Il faut rappeler qu'il s'agissait initialement de fonder une union comportant uniquement des Etats riverains de la Méditerranée. Mouammar Kadhafi avait même proposé qu'elle ne regroupe que 5 ou 6 pays d'Afrique du Nord et autant de pays européens, en vue de régler les problèmes concrets qui se sont accumulés entre eux. Mais Nicolas Sarkozy a dû faire face à une puissante pression de l'Allemagne, qui insistait pour que tous les membres de l'Union européenne participent à la nouvelle structure. Personne ne sait vraiment ce que cela donnera. D'ailleurs, nombreux sont ceux qui soulignent que la participation au sommet n'engage à rien.

La presse concentre également son attention sur la rencontre entre les présidents français et syrien, la première en trois ans, ainsi qu'entre Bachar al-Assad et Michel Sleimane, une première depuis l'élection de ce dernier au poste de président du Liban.
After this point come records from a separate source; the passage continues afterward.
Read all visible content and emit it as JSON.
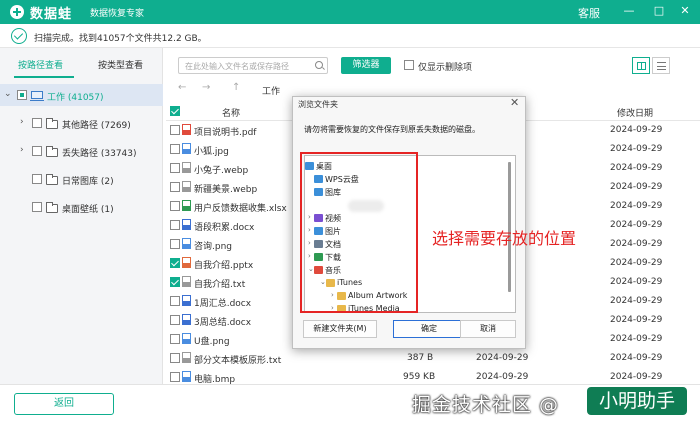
{
  "titlebar": {
    "app_name": "数据蛙",
    "subtitle": "数据恢复专家",
    "service": "客服",
    "minimize": "—",
    "maximize": "□",
    "close": "✕"
  },
  "status": {
    "text": "扫描完成。找到41057个文件共12.2 GB。"
  },
  "left": {
    "tabs": [
      {
        "label": "按路径查看"
      },
      {
        "label": "按类型查看"
      }
    ],
    "root": {
      "label": "工作 (41057)"
    },
    "items": [
      {
        "label": "其他路径 (7269)"
      },
      {
        "label": "丢失路径 (33743)"
      },
      {
        "label": "日常图库 (2)"
      },
      {
        "label": "桌面壁纸 (1)"
      }
    ]
  },
  "toolbar": {
    "search_placeholder": "在此处输入文件名或保存路径",
    "filter": "筛选器",
    "only_deleted": "仅显示删除项"
  },
  "nav": {
    "back": "←",
    "forward": "→",
    "up": "↑",
    "crumb": "工作"
  },
  "table": {
    "headers": {
      "name": "名称",
      "mtime": "修改日期"
    },
    "rows": [
      {
        "name": "项目说明书.pdf",
        "size": "",
        "ctime": "",
        "mtime": "2024-09-29",
        "checked": false,
        "color": "#e04a3c"
      },
      {
        "name": "小狐.jpg",
        "size": "",
        "ctime": "",
        "mtime": "2024-09-29",
        "checked": false,
        "color": "#4a8de0"
      },
      {
        "name": "小兔子.webp",
        "size": "",
        "ctime": "",
        "mtime": "2024-09-29",
        "checked": false,
        "color": "#999999"
      },
      {
        "name": "新疆美景.webp",
        "size": "",
        "ctime": "",
        "mtime": "2024-09-29",
        "checked": false,
        "color": "#999999"
      },
      {
        "name": "用户反馈数据收集.xlsx",
        "size": "",
        "ctime": "",
        "mtime": "2024-09-29",
        "checked": false,
        "color": "#2e9a52"
      },
      {
        "name": "语段积累.docx",
        "size": "",
        "ctime": "",
        "mtime": "2024-09-29",
        "checked": false,
        "color": "#3b6fd1"
      },
      {
        "name": "咨询.png",
        "size": "",
        "ctime": "",
        "mtime": "2024-09-29",
        "checked": false,
        "color": "#4a8de0"
      },
      {
        "name": "自我介绍.pptx",
        "size": "",
        "ctime": "",
        "mtime": "2024-09-29",
        "checked": true,
        "color": "#e0693c"
      },
      {
        "name": "自我介绍.txt",
        "size": "",
        "ctime": "",
        "mtime": "2024-09-29",
        "checked": true,
        "color": "#999999"
      },
      {
        "name": "1周汇总.docx",
        "size": "",
        "ctime": "",
        "mtime": "2024-09-29",
        "checked": false,
        "color": "#3b6fd1"
      },
      {
        "name": "3周总结.docx",
        "size": "",
        "ctime": "",
        "mtime": "2024-09-29",
        "checked": false,
        "color": "#3b6fd1"
      },
      {
        "name": "U盘.png",
        "size": "",
        "ctime": "",
        "mtime": "2024-09-29",
        "checked": false,
        "color": "#4a8de0"
      },
      {
        "name": "部分文本模板原形.txt",
        "size": "387 B",
        "ctime": "2024-09-29",
        "mtime": "2024-09-29",
        "checked": false,
        "color": "#999999"
      },
      {
        "name": "电脑.bmp",
        "size": "959 KB",
        "ctime": "2024-09-29",
        "mtime": "2024-09-29",
        "checked": false,
        "color": "#4a8de0"
      }
    ]
  },
  "dialog": {
    "title": "浏览文件夹",
    "close": "✕",
    "prompt": "请勿将需要恢复的文件保存到原丢失数据的磁盘。",
    "tree": [
      {
        "label": "桌面",
        "color": "#3b8fd9",
        "chev": ""
      },
      {
        "label": "WPS云盘",
        "color": "#3b8fd9",
        "chev": ""
      },
      {
        "label": "图库",
        "color": "#3b8fd9",
        "chev": ""
      },
      {
        "label": "视频",
        "color": "#7a4fd1",
        "chev": "›"
      },
      {
        "label": "图片",
        "color": "#3b8fd9",
        "chev": "›"
      },
      {
        "label": "文档",
        "color": "#6a7d92",
        "chev": "›"
      },
      {
        "label": "下载",
        "color": "#2e9a52",
        "chev": "›"
      },
      {
        "label": "音乐",
        "color": "#e04a3c",
        "chev": "⌄"
      },
      {
        "label": "iTunes",
        "color": "#e8b84a",
        "chev": "⌄"
      },
      {
        "label": "Album Artwork",
        "color": "#e8b84a",
        "chev": "›"
      },
      {
        "label": "iTunes Media",
        "color": "#e8b84a",
        "chev": "›"
      }
    ],
    "new_folder": "新建文件夹(M)",
    "ok": "确定",
    "cancel": "取消"
  },
  "annotation": "选择需要存放的位置",
  "bottom": {
    "back": "返回",
    "watermark": "掘金技术社区 @",
    "watermark_tail": "小明助手"
  }
}
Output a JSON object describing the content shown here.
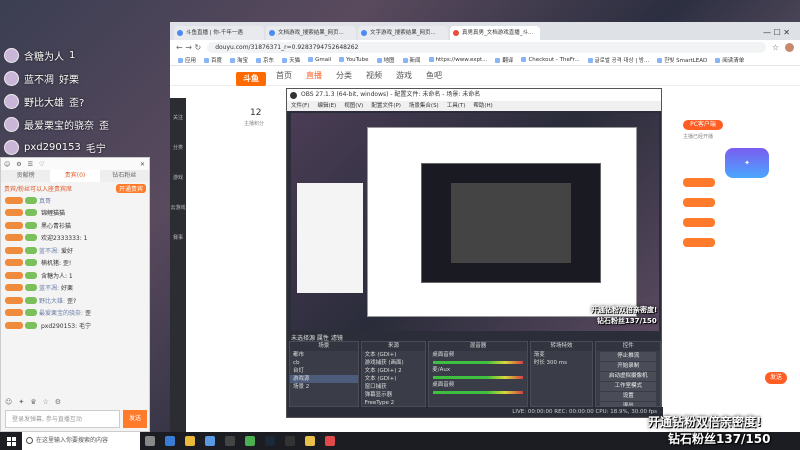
{
  "overlay_chat": [
    {
      "name": "含糖为人",
      "text": "1"
    },
    {
      "name": "蓝不凋",
      "text": "好栗"
    },
    {
      "name": "野比大雄",
      "text": "歪?"
    },
    {
      "name": "最爱栗宝的骁奈",
      "text": "歪"
    },
    {
      "name": "pxd290153",
      "text": "毛宁"
    }
  ],
  "left_chat": {
    "tabs": [
      "贡献榜",
      "贵宾(0)",
      "钻石粉丝"
    ],
    "notice": "贵宾/粉丝可以入座贵宾席",
    "notice_btn": "开通贵宾",
    "rows": [
      {
        "name": "真哥",
        "text": ""
      },
      {
        "name": "",
        "text": "锦鲤猫猫"
      },
      {
        "name": "",
        "text": "黑心青衫猫"
      },
      {
        "name": "",
        "text": "欢迎2333333: 1"
      },
      {
        "name": "蓝不凋:",
        "text": "爱好"
      },
      {
        "name": "",
        "text": "楠机猪: 歪!"
      },
      {
        "name": "",
        "text": "含糖为人: 1"
      },
      {
        "name": "蓝不凋:",
        "text": "好栗"
      },
      {
        "name": "野比大雄:",
        "text": "歪?"
      },
      {
        "name": "最爱栗宝的骁奈:",
        "text": "歪"
      },
      {
        "name": "",
        "text": "pxd290153: 毛宁"
      }
    ],
    "input_placeholder": "登录发弹幕, 参与直播互动",
    "send_label": "发送"
  },
  "browser": {
    "tabs": [
      "斗鱼直播 | 你-千年一遇",
      "文档游戏_搜索结果_网页...",
      "文字游戏_搜索结果_网页...",
      "真男真男_文档游戏直播_斗..."
    ],
    "url": "douyu.com/31876371_r=0.9283794752648262",
    "bookmarks": [
      "应用",
      "百度",
      "淘宝",
      "京东",
      "天猫",
      "Gmail",
      "YouTube",
      "地图",
      "新闻",
      "https://www.expt...",
      "翻译",
      "Checkout - TheFr...",
      "글로벌 공격 대상 | 방...",
      "한빛 SmartLEAD",
      "阅读清单"
    ],
    "site_nav": [
      "首页",
      "直播",
      "分类",
      "视频",
      "游戏",
      "鱼吧"
    ],
    "site_nav_active": 1,
    "logo": "斗鱼",
    "side": [
      "关注",
      "分类",
      "游戏",
      "云游戏",
      "赛事"
    ],
    "counter": "12",
    "counter_label": "主播积分",
    "pc_button": "PC客户端",
    "pc_sub": "主播已经开播",
    "send_btn": "发送",
    "nav_controls": "←  →  ↻",
    "window_controls": "—  ☐  ✕"
  },
  "obs": {
    "title": "OBS 27.1.3 (64-bit, windows) - 配置文件: 未命名 - 场景: 未命名",
    "menu": [
      "文件(F)",
      "编辑(E)",
      "视图(V)",
      "配置文件(P)",
      "场景集合(S)",
      "工具(T)",
      "帮助(H)"
    ],
    "source_bar": "未选择源    属性  滤镜",
    "docks": {
      "scenes": {
        "title": "场景",
        "items": [
          "都市",
          "cb",
          "台灯",
          "游戏源",
          "场景 2"
        ],
        "selected": 3
      },
      "sources": {
        "title": "来源",
        "items": [
          "文本 (GDI+)",
          "游戏捕获 (画面)",
          "文本 (GDI+) 2",
          "文本 (GDI+)",
          "窗口捕获",
          "弹幕显示器",
          "FreeType 2"
        ]
      },
      "mixer": {
        "title": "混音器",
        "items": [
          "桌面音频",
          "麦/Aux",
          "桌面音频"
        ]
      },
      "transitions": {
        "title": "转场特效",
        "items": [
          "渐变",
          "时长  300 ms"
        ]
      },
      "controls": {
        "title": "控件",
        "buttons": [
          "停止推流",
          "开始录制",
          "启动虚拟摄像机",
          "工作室模式",
          "设置",
          "退出"
        ]
      }
    },
    "status": "LIVE: 00:00:00   REC: 00:00:00   CPU: 18.9%, 30.00 fps"
  },
  "banner": {
    "line1": "开通钻粉双倍亲密度!",
    "line2": "钻石粉丝137/150"
  },
  "taskbar": {
    "search_placeholder": "在这里输入你要搜索的内容",
    "icons": [
      "task-view",
      "edge",
      "explorer",
      "store",
      "obs",
      "chrome",
      "steam",
      "terminal",
      "folder",
      "media"
    ]
  },
  "colors": {
    "douyu_orange": "#ff5d23",
    "obs_bg": "#2b2e38",
    "desktop": "#2a2d3a"
  }
}
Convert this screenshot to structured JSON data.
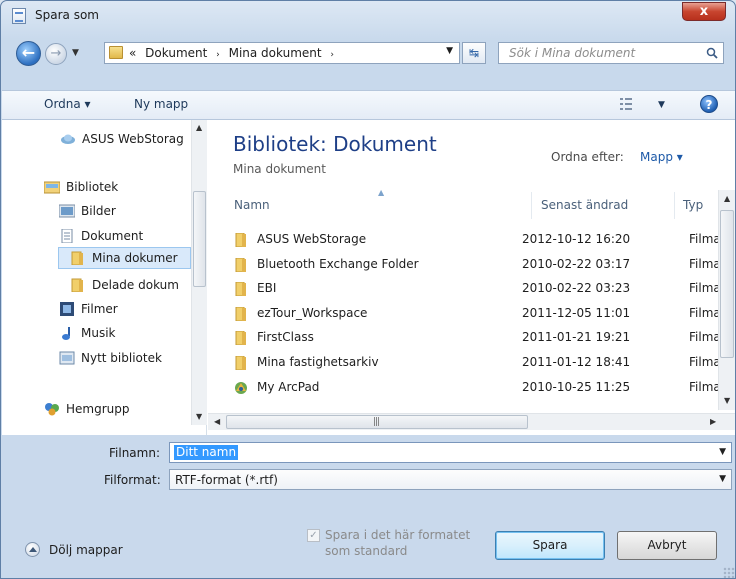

En outre, pour la première fois, le président syrien sera assis à une même table avec le chef du gouvernement israélien. Bien qu'aucun entretien ne soit prévu, le fait même de la présence d'al-Assad et d'Olmert à la rencontre fera sensation.

La Syrie montre en ce moment au monde un nouveau visage politique, caractérisé par une volonté de participer au dialogue et un esprit d'ouverture. La visite de Bachar al-Assad à Paris rompt l'isolement diplomatique dans lequel s'est trouvé le pays ces dernières années. En 2005, après l'assassinat de l'ex-premier ministre libanais Rafic Hariri, une partie de la communauté internationale avait accusé Damas d'en être responsable. La Syrie a été surtout critiquée par les Etats-Unis et la France, bien que celle-ci ait traditionnellement entretenu des contacts étroits avec elle. Damas a également été accusé d'ingérence dans les affaires intérieures du Liban et d'y avoir provoqué des conflits internes. Il est question, entre autres, du soutien apporté par les Syriens au Hezbollah, organisation considérée comme terroriste par plusieurs pays occidentaux. En même temps, Damas a été critiqué pour son soutien apporté au Hamas. Cependant, lorsque les hommes politiques libanais sont tombés d'accord, fin mai, sur l'élection du président du pays et se sont engagés à régler toutes les divergences sans recourir à la force, la position de l'Occident et d'un certain nombre de pays arabes à l'égard de Damas s'est considérablement adoucie. La visite de Bachar al-Assad à Paris le confirme définitivement, en donnant à la Syrie une chance de conférer une nouvelle dimension à ses rapports non seulement avec la France, mais aussi avec d'autres pays d'Europe, ainsi qu'avec les Etats arabes qui ne peuvent pardonner à Damas ses liens trop étroits avec Téhéran.

La Syrie, en la personne de Bachar al-Assad, a reçu une occasion de se débarrasser de son étiquette de paria et de revenir dans la grande politique. Ce qui va se passer à l'avenir dépendra aussi bien de Damas que l'Occident. Mais après le sommet de Paris, il est certain les règles du jeu changeront pour la Syrie. On ne peut pas en dire autant de la situation dans la Méditerranée.

Les opinions exprimées dans cet article sont laissées à la stricte responsabilité de l'auteur.